Marc Mayer, Jack Bush (catalogue), National Gallery of Canada, Ottawa, 2014, page 28.
Note:
In contrast to the works of the early 1960s, by the late 60s and early 1970s, Millard observes that “...Bush now began to explore less pristine applications of his grounds... (discovering) that if the thinly rolled paint of the grounds contained a certain amount of unassimilated pigment, the result was a pleasing modulation that produced a yielding, although not atmospheric, foil for the flat shapes on top of them.

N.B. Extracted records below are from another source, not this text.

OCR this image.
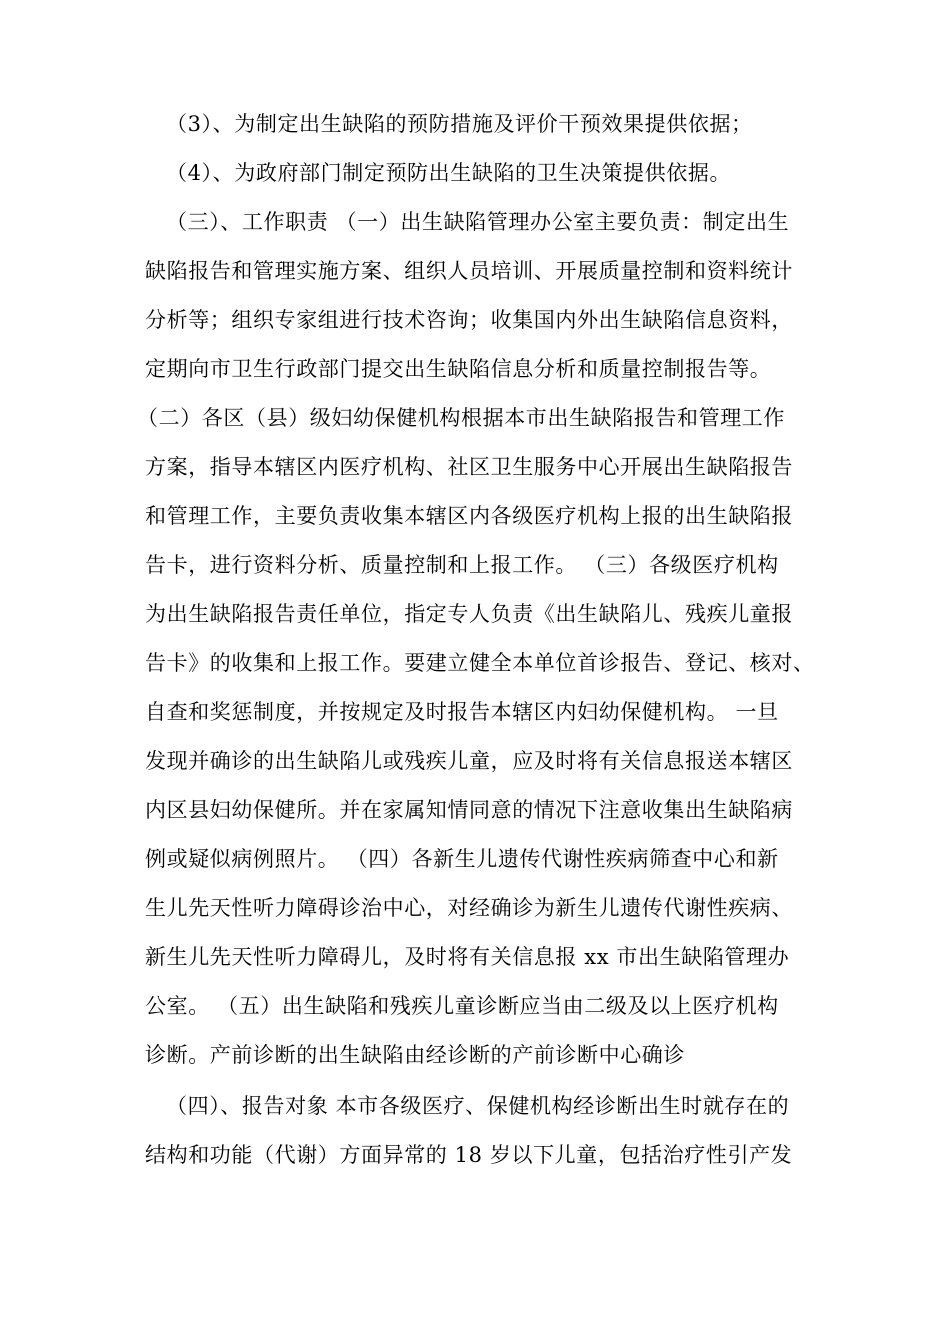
（3）、为制定出生缺陷的预防措施及评价干预效果提供依据；
（4）、为政府部门制定预防出生缺陷的卫生决策提供依据。
（三）、工作职责 （一）出生缺陷管理办公室主要负责：制定出生
缺陷报告和管理实施方案、组织人员培训、开展质量控制和资料统计
分析等；组织专家组进行技术咨询；收集国内外出生缺陷信息资料，
定期向市卫生行政部门提交出生缺陷信息分析和质量控制报告等。
（二）各区（县）级妇幼保健机构根据本市出生缺陷报告和管理工作
方案，指导本辖区内医疗机构、社区卫生服务中心开展出生缺陷报告
和管理工作，主要负责收集本辖区内各级医疗机构上报的出生缺陷报
告卡，进行资料分析、质量控制和上报工作。 （三）各级医疗机构
为出生缺陷报告责任单位，指定专人负责《出生缺陷儿、残疾儿童报
告卡》的收集和上报工作。要建立健全本单位首诊报告、登记、核对、
自查和奖惩制度，并按规定及时报告本辖区内妇幼保健机构。 一旦
发现并确诊的出生缺陷儿或残疾儿童，应及时将有关信息报送本辖区
内区县妇幼保健所。并在家属知情同意的情况下注意收集出生缺陷病
例或疑似病例照片。 （四）各新生儿遗传代谢性疾病筛查中心和新
生儿先天性听力障碍诊治中心，对经确诊为新生儿遗传代谢性疾病、
新生儿先天性听力障碍儿，及时将有关信息报 xx 市出生缺陷管理办
公室。 （五）出生缺陷和残疾儿童诊断应当由二级及以上医疗机构
诊断。产前诊断的出生缺陷由经诊断的产前诊断中心确诊
（四）、报告对象 本市各级医疗、保健机构经诊断出生时就存在的
结构和功能（代谢）方面异常的 18 岁以下儿童，包括治疗性引产发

By 1970 this combination of open ground and carefully described colour areas, which first appeared in 1969, had become prominent in Bush’s work, and from 1971 until his last paintings in December 1976 it was his exclusive format.”
Marc Mayer writes: “Arguably the most important innovation his work saw was the appearance of the prepared ground. By rolling and later sponging only partially blended colour onto the canvas, covering it completely, he presented a textured, granite-like surface upon which he deployed colour. In simultaneous consequence, he restored space to the roster of pictorial element in his work, but it is a fictive space, an expression of breadth without depth. Upon this infinitesimally shallow ground he coordinated the calligraphic figures that survive his prolonged adventure in the realm of flatness.”
A further characteristic of this period is Bush’s “(p)ulling the grounds away from the edges of the canvas (which) gave them shape and suppressed suggestions of infinite extent.” Typically, as can be seen in this lot, Bush allowed a margin around the central composition to remain which was often “toned down with either a neutral hue” or, as shown here, with “a lighter version of the ground colour.”